Afgelopen jaar kreeg ik een gastcollege van UvA-antropoloog Francio Guadeloupe, een op de Antillen geboren man met lange dunne dreadlocks die zijn presentatie begon met het tonen van de videoclip ‘Nah missing me’ van Caribische band Krosfyah. Hij gebruikte deze vrolijke introductie om te vertellen over zijn herinneringen aan het dansen op de Antillen, en vertelde dat ook in de beoefening van antropologie iedereen ‘zijn eigen manier moet vinden om te dansen’. Het college ging over ‘vergeten’ antropologen, zwarte antropologen in de eerste periode van de antropologie die niet in de standaard historische overzichten zijn terug te vinden.

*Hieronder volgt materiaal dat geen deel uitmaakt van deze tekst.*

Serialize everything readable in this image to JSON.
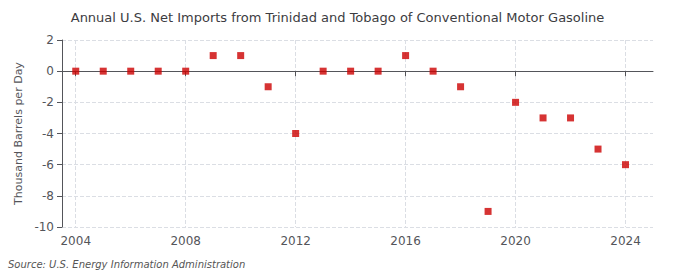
{
  "chart_data": {
    "type": "scatter",
    "title": "Annual U.S. Net Imports from Trinidad and Tobago of Conventional Motor Gasoline",
    "ylabel": "Thousand Barrels per Day",
    "annotation": "Source: U.S. Energy Information Administration",
    "x": [
      2004,
      2005,
      2006,
      2007,
      2008,
      2009,
      2010,
      2011,
      2012,
      2013,
      2014,
      2015,
      2016,
      2017,
      2018,
      2019,
      2020,
      2021,
      2022,
      2023,
      2024
    ],
    "values": [
      0,
      0,
      0,
      0,
      0,
      1,
      1,
      -1,
      -4,
      0,
      0,
      0,
      1,
      0,
      -1,
      -9,
      -2,
      -3,
      -3,
      -5,
      -6
    ],
    "color": "#cc0000",
    "marker": "square",
    "xlim": [
      2003.5,
      2025
    ],
    "xticks": [
      2004,
      2008,
      2012,
      2016,
      2020,
      2024
    ],
    "ylim": [
      -10,
      2
    ],
    "yticks": [
      -10,
      -8,
      -6,
      -4,
      -2,
      0,
      2
    ],
    "grid": true
  }
}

Ik wil graag voortbouwen op het artikel van Dirk-Jan Mudde een jaar geleden over geloof en wetenschap, waarin hij uitlegde dat geloof en wetenschap elkaar niet hoeven uit te sluiten. Dit wil ik oppakken door te kijken naar de praktijk van geloven en onderzoeken – hoe kan ik als onderzoeker academisch bezig zijn op een manier die mijn geloof geen geweld aandoet? In zijn boek ‘onderzoekers en gelovigen’ schrijft antropoloog Tennekes, “nog steeds buigen gelovige onderzoekers te gemakkelijk onder een methodologisch juk dat door ongelovigen is ontworpen”, een ‘zelfcensuur’ die hij ‘methodologisch agnosticisme’ noemt. Tennekes pleit niet voor het beoefenen van crappy wetenschap als excuus om geloofsartikelen weer op de kaart te zetten, maar “een gelovige onderzoeker die zijn eigen geloof niet systematisch buiten beschouwing laat, maar verdisconteert in de onderzoeksvragen die hij stelt en in de wijze waarop hij zijn empirische gegevens verzamelt.” Dit idee spreekt mij aan, en vergelijkbare principes herken ik ook bij de Afro-Amerikaanse filosoof Cornel West, wanneer hij schrijft: “My efforts to understand myself are inseperable from understanding what it means to be human, modern, American, black, male, and straight in global and local contexts.” West gebruikt zijn Afro-muzikale vocabulaire om zijn eigen academische identiteit te beschrijven: “I am first and foremost a blues man in the world of ideas – a jazz man in the life of the mind”. We zagen al dat Guadeloupe de kennis vanuit zijn achtergrond gebruikt in het aanwijzen van blinde vlekken in de geschiedschrijving over antropologie. Met Tennekes denk ik dat deze principes ook bruikbaar zijn voor de gelovige onderzoeker: een plek kunnen geven aan geloofsoriĆ«ntaties in het ontwerpen en uitvoeren van een onderzoek. Dit verhaal is misschien bruikbaarder voor een antropoloog of psycholoog dan voor een econometrist of accountant, maar kan al toegepast worden in het niet laten reduceren van data tot enkel biologische of culturele factoren. We kunnen in de wetenschap originele alternatieven zoeken voor het systematisch buiten beschouwing laten van eigen geloof en afkomst.